Under this accord, the U.S. had a goal of achieving a net-zero economy-wide emissions target by 2050. Many U.S. companies aligned with the U.S. target and often went beyond it with even more ambitious 2030 and 2050 climate goals.

Now that the U.S. government has abandoned this commitment, that does not mean that ambition does not remain throughout the country. At the State level in particular, there has been a lot of action and advocacy for climate regulation. In particular, California continues to be a leader – and has recently introduced three State-level laws that are important to know for corporate climate reporting. More information about these laws and what it means for disclosure are detailed below.

One other rule in the U.S. that you have likely heard about is the SEC’s proposed rule on Climate Risk Disclosure. Though the rule was released last year and reporting was intended to begin fiscal year 2025 – the rule has since been paused. Find more information about the SEC’s proposed rule below.

SEC Rule on Climate Risk Disclosure

In March 2024, the SEC released a new rule to help investors obtain comparable and specific climate risk information to increase their capacity to manage portfolio-wide climate risks, make decisions and protect the overall health of the financial system. Shortly thereafter though, the rule was paused after a series of lawsuits attempting to stop the rule.

The SEC rule was an important step in requiring publicly traded companies in the U.S. to disclose certain types of climate-related information which would not only increase overall transparency but also strengthen investors’ capacity to manage portfolio-wide climate risks, protecting the overall health of the financial system.

It is unclear what is next – but given the impact this would have on business in the U.S., we recommend keeping an eye out for updates from the SEC.

State-Level Regulation in California

While there is currently no mandatory climate reporting at the federal level, there are State-level laws that impact many American companies. In October 2023, California introduced three new State-level climate regulations mandating large companies doing business in the State of California to disclose greenhouse gas emissions and climate-related financial risks.

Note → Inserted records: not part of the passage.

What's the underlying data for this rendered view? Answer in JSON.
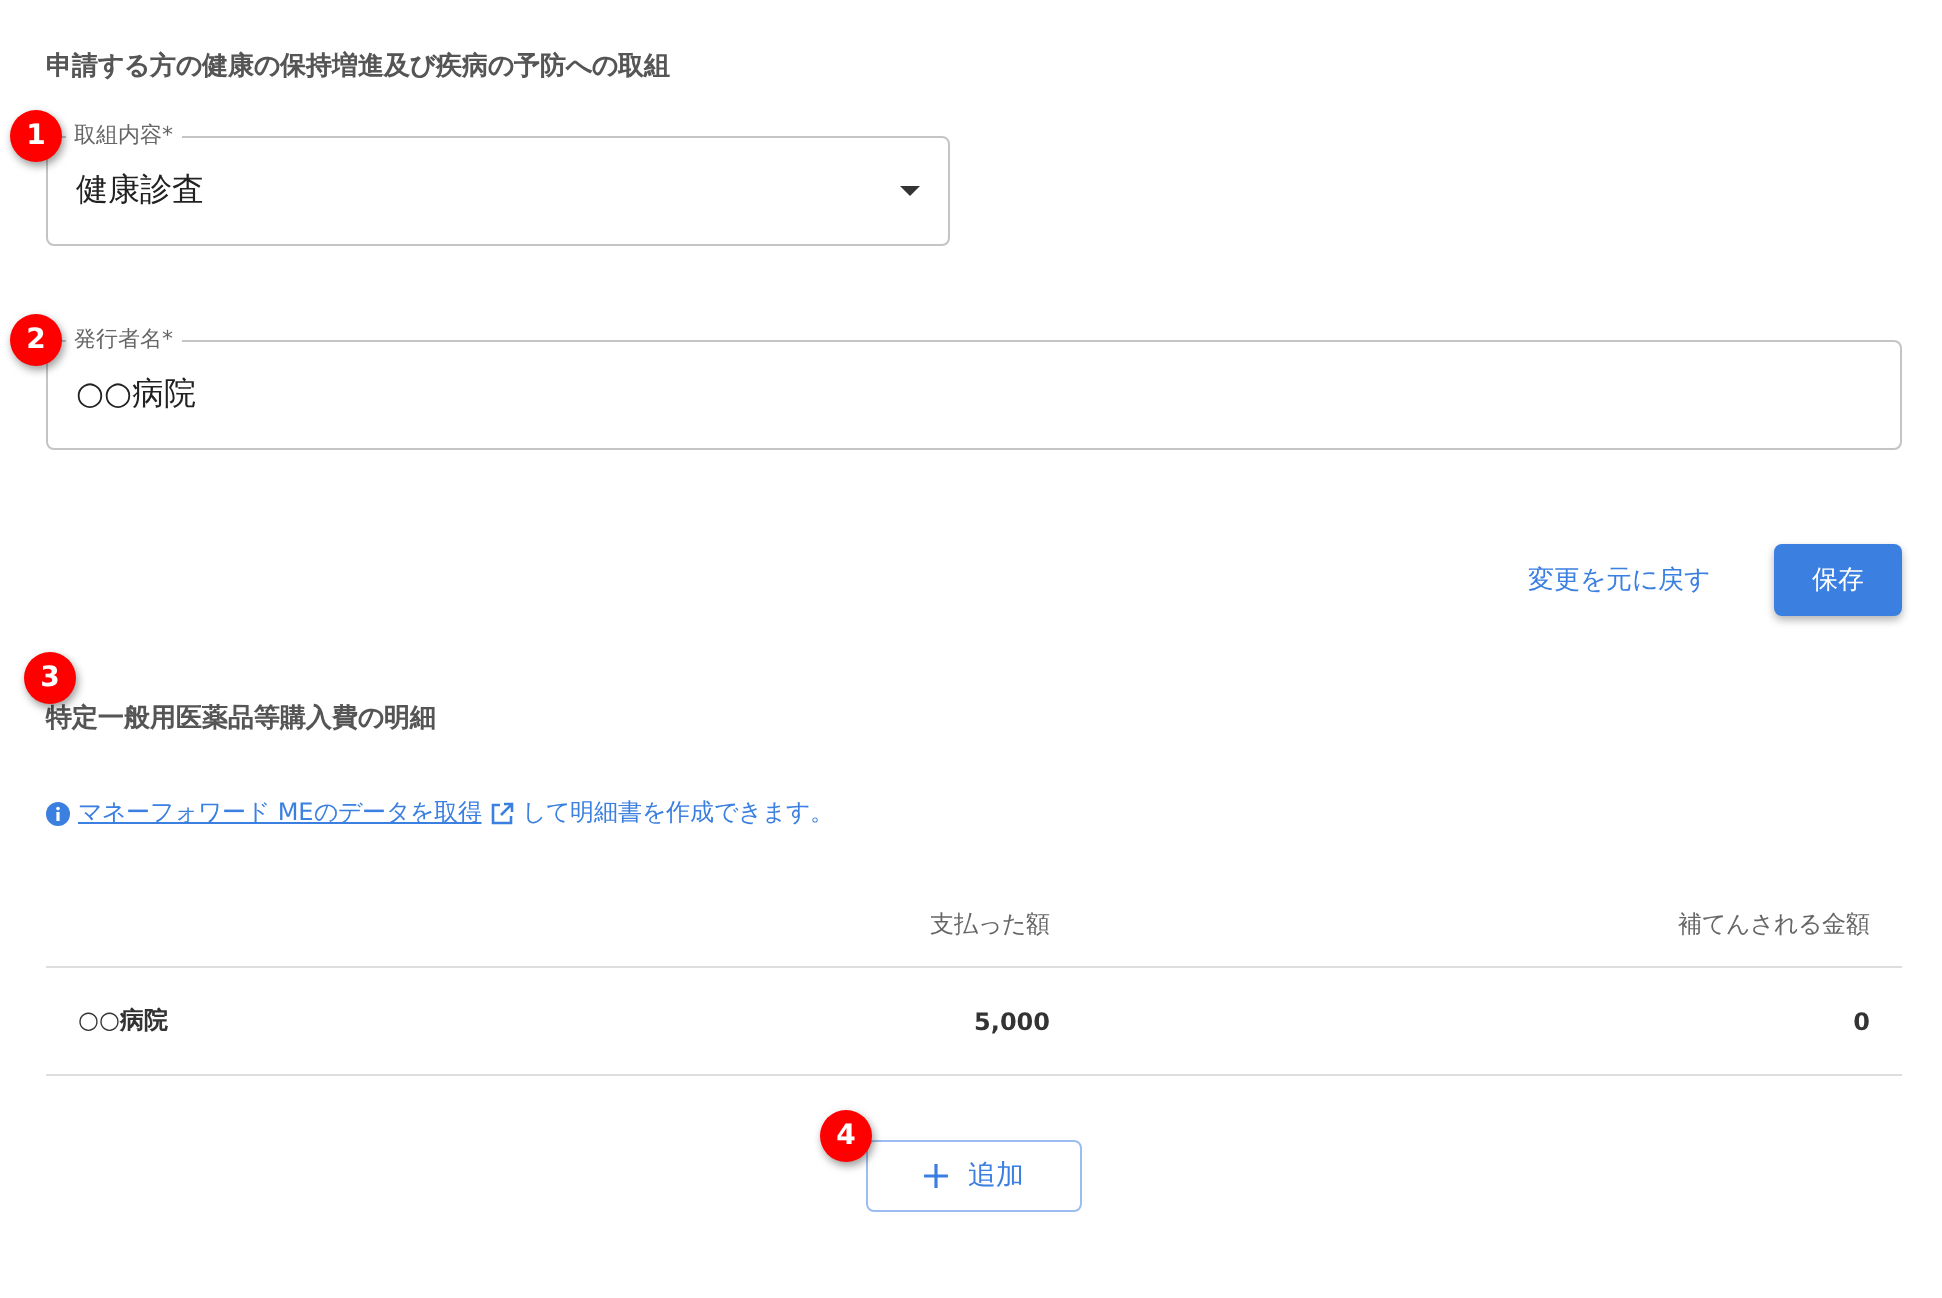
{
  "section1": {
    "title": "申請する方の健康の保持増進及び疾病の予防への取組",
    "fields": [
      {
        "kind": "select",
        "label": "取組内容*",
        "value": "健康診査",
        "marker": "1"
      },
      {
        "kind": "text",
        "label": "発行者名*",
        "value": "○○病院",
        "marker": "2"
      }
    ],
    "actions": {
      "revert": "変更を元に戻す",
      "save": "保存"
    }
  },
  "section2": {
    "marker": "3",
    "title": "特定一般用医薬品等購入費の明細",
    "info": {
      "link": "マネーフォワード MEのデータを取得",
      "text": "して明細書を作成できます。"
    },
    "table": {
      "columns": [
        "支払った額",
        "補てんされる金額"
      ],
      "rows": [
        {
          "name": "○○病院",
          "cells": [
            "5,000",
            "0"
          ]
        }
      ]
    },
    "add": {
      "label": "追加",
      "marker": "4"
    }
  }
}
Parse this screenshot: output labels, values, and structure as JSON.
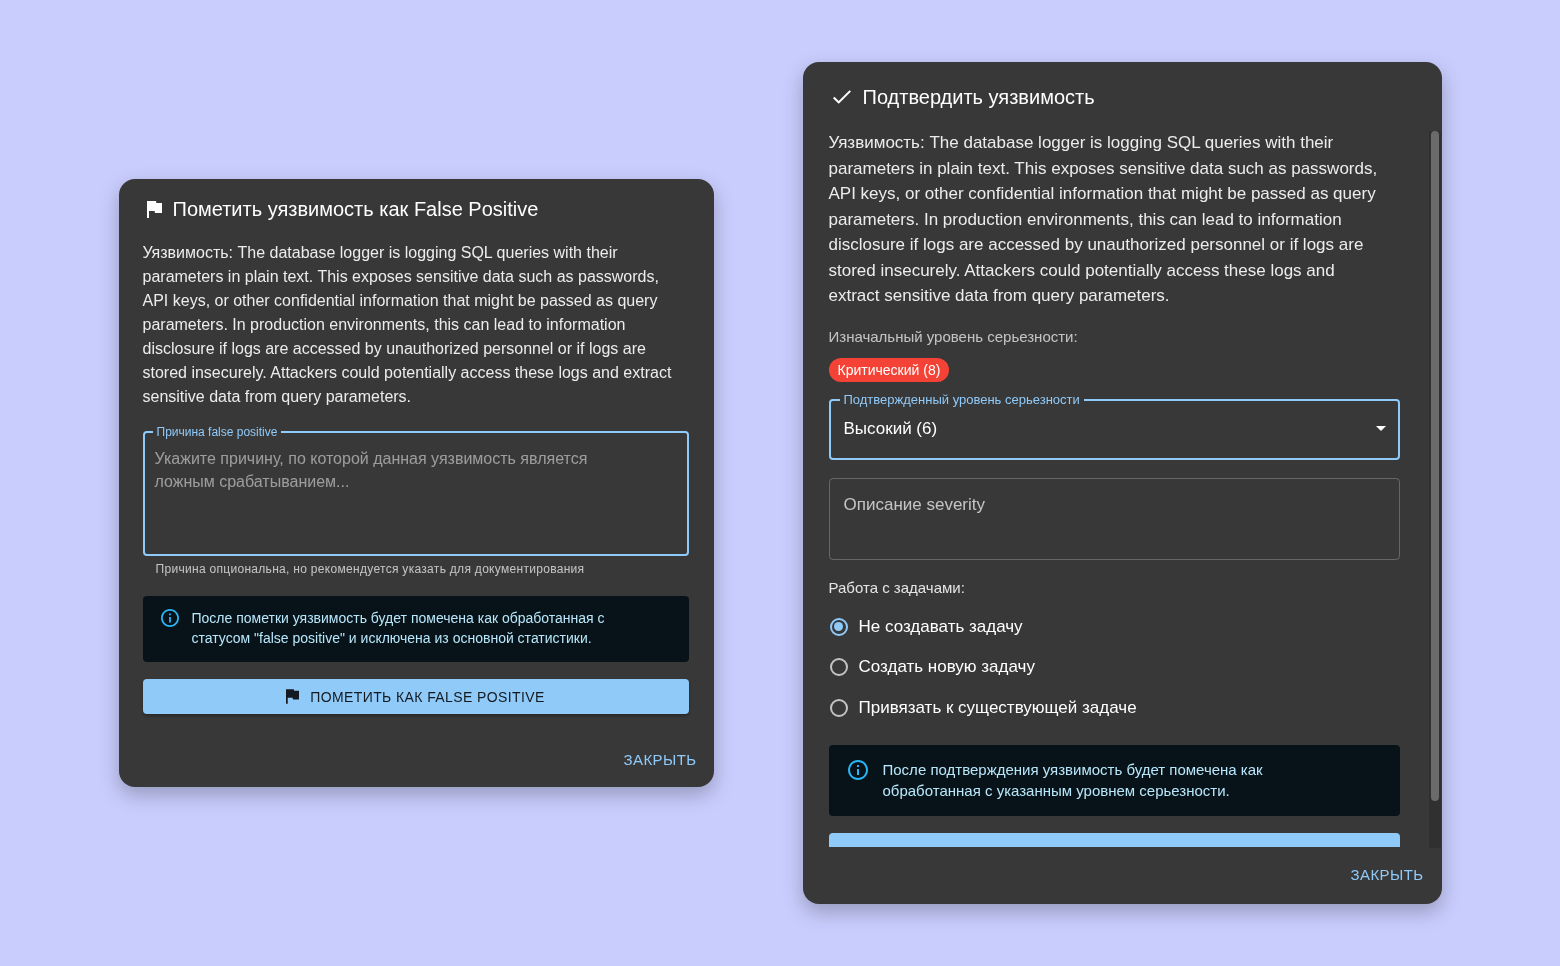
{
  "false_positive_dialog": {
    "title": "Пометить уязвимость как False Positive",
    "description": "Уязвимость: The database logger is logging SQL queries with their parameters in plain text. This exposes sensitive data such as passwords, API keys, or other confidential information that might be passed as query parameters. In production environments, this can lead to information disclosure if logs are accessed by unauthorized personnel or if logs are stored insecurely. Attackers could potentially access these logs and extract sensitive data from query parameters.",
    "reason_field": {
      "label": "Причина false positive",
      "placeholder": "Укажите причину, по которой данная уязвимость является ложным срабатыванием...",
      "helper_text": "Причина опциональна, но рекомендуется указать для документирования",
      "focused": true
    },
    "info_alert": {
      "text": "После пометки уязвимость будет помечена как обработанная с статусом \"false positive\" и исключена из основной статистики."
    },
    "submit_button": {
      "label": "ПОМЕТИТЬ КАК FALSE POSITIVE"
    },
    "close_button": {
      "label": "ЗАКРЫТЬ"
    }
  },
  "confirm_dialog": {
    "title": "Подтвердить уязвимость",
    "description": "Уязвимость: The database logger is logging SQL queries with their parameters in plain text. This exposes sensitive data such as passwords, API keys, or other confidential information that might be passed as query parameters. In production environments, this can lead to information disclosure if logs are accessed by unauthorized personnel or if logs are stored insecurely. Attackers could potentially access these logs and extract sensitive data from query parameters.",
    "original_severity": {
      "label": "Изначальный уровень серьезности:",
      "chip": "Критический (8)"
    },
    "confirmed_severity": {
      "label": "Подтвержденный уровень серьезности",
      "value": "Высокий (6)",
      "focused": true
    },
    "severity_description": {
      "placeholder": "Описание severity",
      "focused": false
    },
    "tasks": {
      "label": "Работа с задачами:",
      "options": [
        {
          "label": "Не создавать задачу",
          "selected": true
        },
        {
          "label": "Создать новую задачу",
          "selected": false
        },
        {
          "label": "Привязать к существующей задаче",
          "selected": false
        }
      ]
    },
    "info_alert": {
      "text": "После подтверждения уязвимость будет помечена как обработанная с указанным уровнем серьезности."
    },
    "close_button": {
      "label": "ЗАКРЫТЬ"
    }
  }
}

Law AB-1305 is already in effect as of 2024 and requires any company operating in California that makes emissions reduction or other climate-related claims to substantiate those claims. It also specifically requires entities that market, sell, or purchase and make claims based on carbon offsets to publicly disclose relevant information about those offsets.

Law SB-261 focuses on climate risk and applies to companies with annual revenues of at least $500 million a year. The first report for SB-261 is due in January 2026.

Law SB-253 focuses on GHG emissions and applies to companies with annual revenues of at least one billion dollars a year. Disclosure includes:

  1. A company’s direct emissions;
  2. A company’s indirect emissions through suppliers and customers.

Reporting for Scopes 1 and 2 is due in 2026, followed by Scope 3 in 2027.

Other States including Washington, Illinois and New York are working to pass legislation that is similar to the laws in California.

Washington SB 6092 would require companies with over $1 billion in revenue to report emissions.

Illinois HB 4286: would require companies doing business in Illinois with over $1 billion in revenue to report Scope 1, 2, and 3 emissions.

New York’s SB S897C and SB 5437: annual climate risk reporting.

Here are some key questions to guide your company as you prepare to meet requirements:

  1. What do these requirements entail for my company’s operations?
  2. How do these differ from other regulations?
  3. Which departments need to be involved?
  4. Has my company made any claim related to climate action or emissions reduction? If yes, on what basis?

Federal Acquisition Regulation Amendment for Federal Contractors 

If you are a company receiving funds from the federal government, then You may also be impacted by the Federal Acquisition Regulation for Federal Contractors (FAR).

In November 2022, the Biden Administration proposed to amend the Federal Acquisition Regulation (FAR) to require Federal contractors to disclose their emissions and climate risk, as well as set science-based targets to reduce emissions. In April 2024, the final rule with this amendment was published. Under FAR, there are important reporting requirements for procurement professionals and vendors:

  • Companies that get more than $50 million in annual contracts from the federal government are required to disclose scope 1, 2 and 3 emissions and climate risks as well as set science-based targets to reduce emissions.
  • Midsize contractors receiving between $7.5 million but less than $50 million are required to disclose scope 1 and 2 emissions without mandatory target setting.
  • Small businesses with over $7.5 million in annual contracts are required to disclose scope 1 and 2 emissions.
  • Federal contracts below $7.5 million are exempt.

The new rule does not give a specific threshold that companies must achieve for reducing emissions but rather says that the goals must be in line with the goals of the Paris Agreement. It is important to keep an eye out for changes under the new administration.

Mandatory Disclosure Impacting American Companies, Outside of the U.S.

Even if the U.S. does not have mandatory reporting, many other countries have implemented their own climate regulations, which may impact U.S. companies that operate in those regions. For example, neighboring Canada has implemented a national carbon pricing scheme, and several provinces and territories have their own regulations as well. In Europe, the Green New Deal includes many regulations that impact American businesses such as CSRD and the CSDDD. Learn more about policies in the Understand EU Policy and Regulation and Understand UK Policy and Regulation action steps.

It is expected that this will increase in the coming years, with many other jurisdictions in key markets around the world also planning to unveil mandatory climate disclosure.